Motiva refining its system – Would rank in top 5 in N. America

Motiva’s plan to integrate its two Louisiana refineries in Norco and Convent would create the Louisiana Refining System, a move that would rank it among the top five North American refineries in capacity.

“We are creating a world-scale, integrated refining system that leverages the best aspects of our two Louisiana refineries in Convent and Norco,” Dan Romasko, president and CEO of the Houston-based Motiva Enterprises, announced last Thursday. “At 620,000 barrels per day, our Port Arthur refinery is already the largest refinery in North America and benefits from this scale and efficiency.”

Romasko said the multi-phase project is aimed at interconnecting and optimizing Motiva’s refinery operations, a company equally owned by affiliates of Saudi Aramco and Royal Dutch Shell Plc.

In the first phase, the $500 million Maurepas pipeline system will be comprised of three pipelines that will be built, owned and operated by affiliates of Tulsa, Okla.-based SemGroup Corp., a midstream service company. At completion, the system would have crude capacity of more than 500,000 barrels a day.

According to SemGroup CEO Carlin Conner, “This $500 million investment will expand SemGroup’s scale and customer base, creating a more diversified midstream company.”

The project, to be called Maurepas Pipelines, would also represent the company’s first “asset development project” in the Gulf Coast region.

According to SemGroup, the project will include a 34.2 mile crude oil pipeline connected to LOCAP, crossing the Mississippi River to Motiva’s Norco refinery; a 12-inch, 35-mile intermediates pipeline between Motiva’s Norco and Convent refineries, and a six-inch, 34-mile intermediates pipeline between the two refineries.

The project is expected to be operational by end of next year.

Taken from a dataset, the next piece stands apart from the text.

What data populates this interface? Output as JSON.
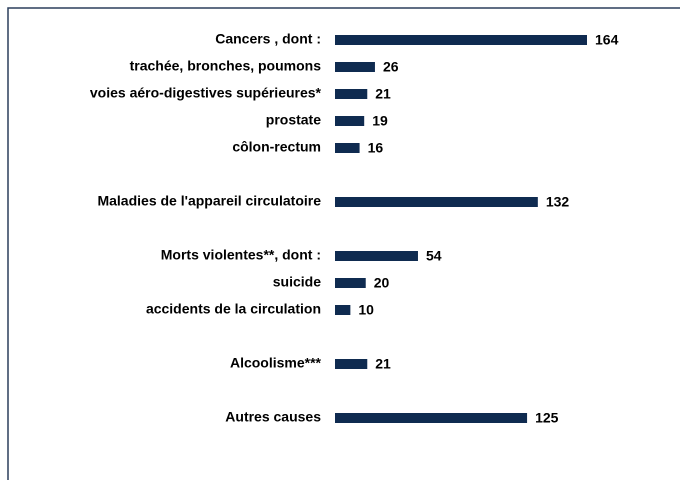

The planned Maurepas Pipelines will connect the existing LOCAP terminal in St. James parish, to the Norco refinery via a 34-mile pipeline, significantly improving access to domestic crude oil, he said. The Maurepas 35-mile and the 34-mile intermediates pipelines will directly connect the Norco and Convent refineries supporting optimization of both plants’ conversion units while improving logistics efficiency, alleviating dock congestion and allowing additional product exports.

When the pipelines are complete, Motiva plans to idle its 92,000-barrel-per-day gasoline-producing fluid catalytic cracker at its Convent refinery.

According to Don Weaver, general manager, “The completion of the Louisiana integration project will ultimately improve the reliability of feedstock and products for the Norco Manufacturing Complex ensuring our competitiveness within this growing market.”

Additionally, Motiva intends to reconfigure the existing hydrocracker unit at its Norco refinery to process an additional 30,000 barrels a day of gas oil into high quality diesel. The unit produces 238,000 barrels of diesel a day, which has become a lucrative export for U.S. Gulf Coast refiners.

The integration is expected to be complete by end of 2017.Salaried staff may be combined, but hourly employees, who are represented by the United Steelworkers union (USW), will continue to operate separately, according to news reports. The announcement comes weeks after the United Steelworkers Union went on strike but worked out a deal with Shell/Motiva and began returning to work. On a combined basis, the Louisiana Refining System is expected to drive incremental annual benefits of $350 million of EBITDA.

Motiva refines, distributes and markets petroleum products. With three refineries in the U.S. Gulf Coast region, Motiva has a combined capacity of more than 1.1 million barrels per day. The company’s marketing operations support a network of about 8,300 Shell-branded gasoline stations in the eastern and southern United States.